Para descansar de verdad y olvidarme de mí, yo no puedo limitarme al ‘dolce far niente’, sino que tengo que combinar la ociosidad con el desafío. Para mí, la desconexión es un equilibrio perfecto entre el deleite sosegado y el combate de la voluntad contra la incertidumbre. 

«La propia palabra ‘viaje’ viene envuelta, ya desde tiempos remotos, por un aroma de aventura y peligro, por un hálito de azar veleidoso y seductora incertidumbre», describió Stefan Zweig en un intemporal artículo que tituló Viajar o ‘ser viajado’ (1926), en el que defiende la autenticidad del viaje individual frente al ‘trasladado’ organizado y en grupo. 

Los verdaderos viajes te ponen a prueba. Porque salir del hogar implica perderse, enfrentarse a problemas, improvisar soluciones, encajar la derrota, sortear las estafas, luchar con nuevas lenguas y acentos, equivocarse de rumbo... «Nada se recuerda con más agrado -señala Zweig- que los pequeños contratiempos, las penalidades, los descuidos y los extravíos de un viaje, de igual modo que, ya en la edad madura, uno se regocija sobre todo con las boberías más pueriles de su juventud». 

Estos días, mientras descubro que me he dejado olvidado el pasaporte, corro estresada por los aeropuertos y arrastro mi maleta por los andenes, me viene a la cabeza el cuadro de Dalí La persistencia de la memoria. Yo derrito los relojes cuando me ‘enfrento’ al viaje, cuando salgo de mi espacio de confort y me pierdo en la vorágine de nuevos estímulos y vicisitudes. Solo así consigo trascender el tiempo.
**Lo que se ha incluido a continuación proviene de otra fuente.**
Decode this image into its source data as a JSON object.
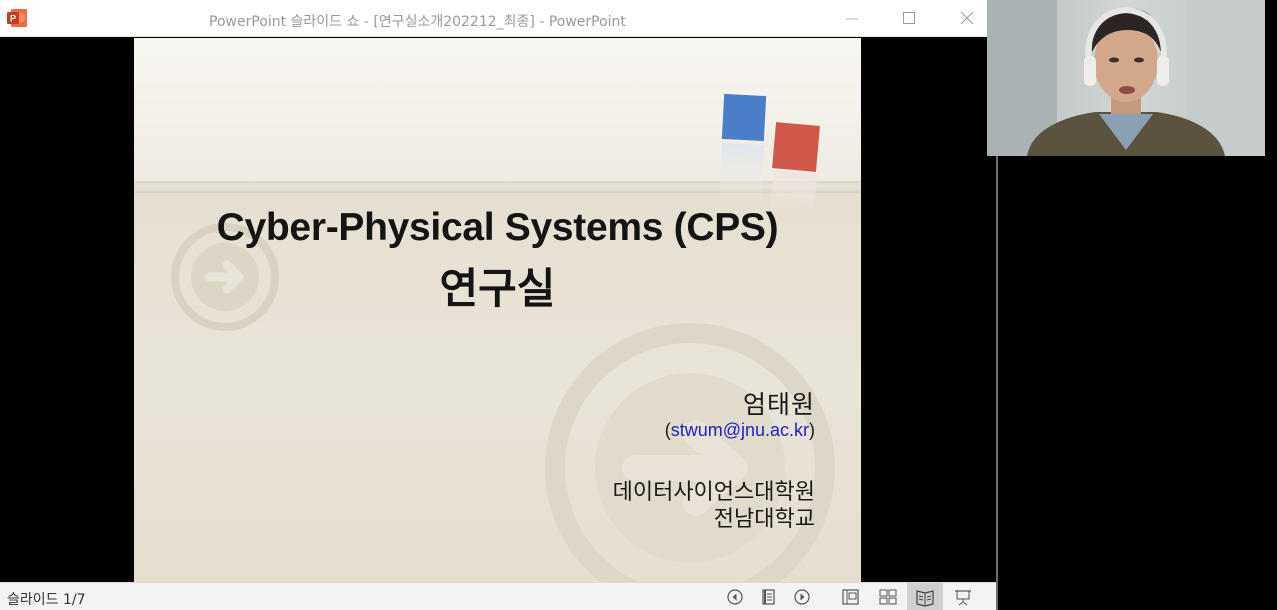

Para gozar del inmenso placer de vivir sin saber qué hora es, primero hay que emplear mucha energía en ablandar los relojes. El verdadero viaje, el que nos desafía, desorienta y agota, es también el que nos permite alcanzar el máximo relax. Porque solo sustituyendo la rutina por la aventura, lo conocido por lo incierto, logramos vivir conforme al latido de nuestros corazones, en lugar de hacerlo sometidos al incesante ritmo del minutero.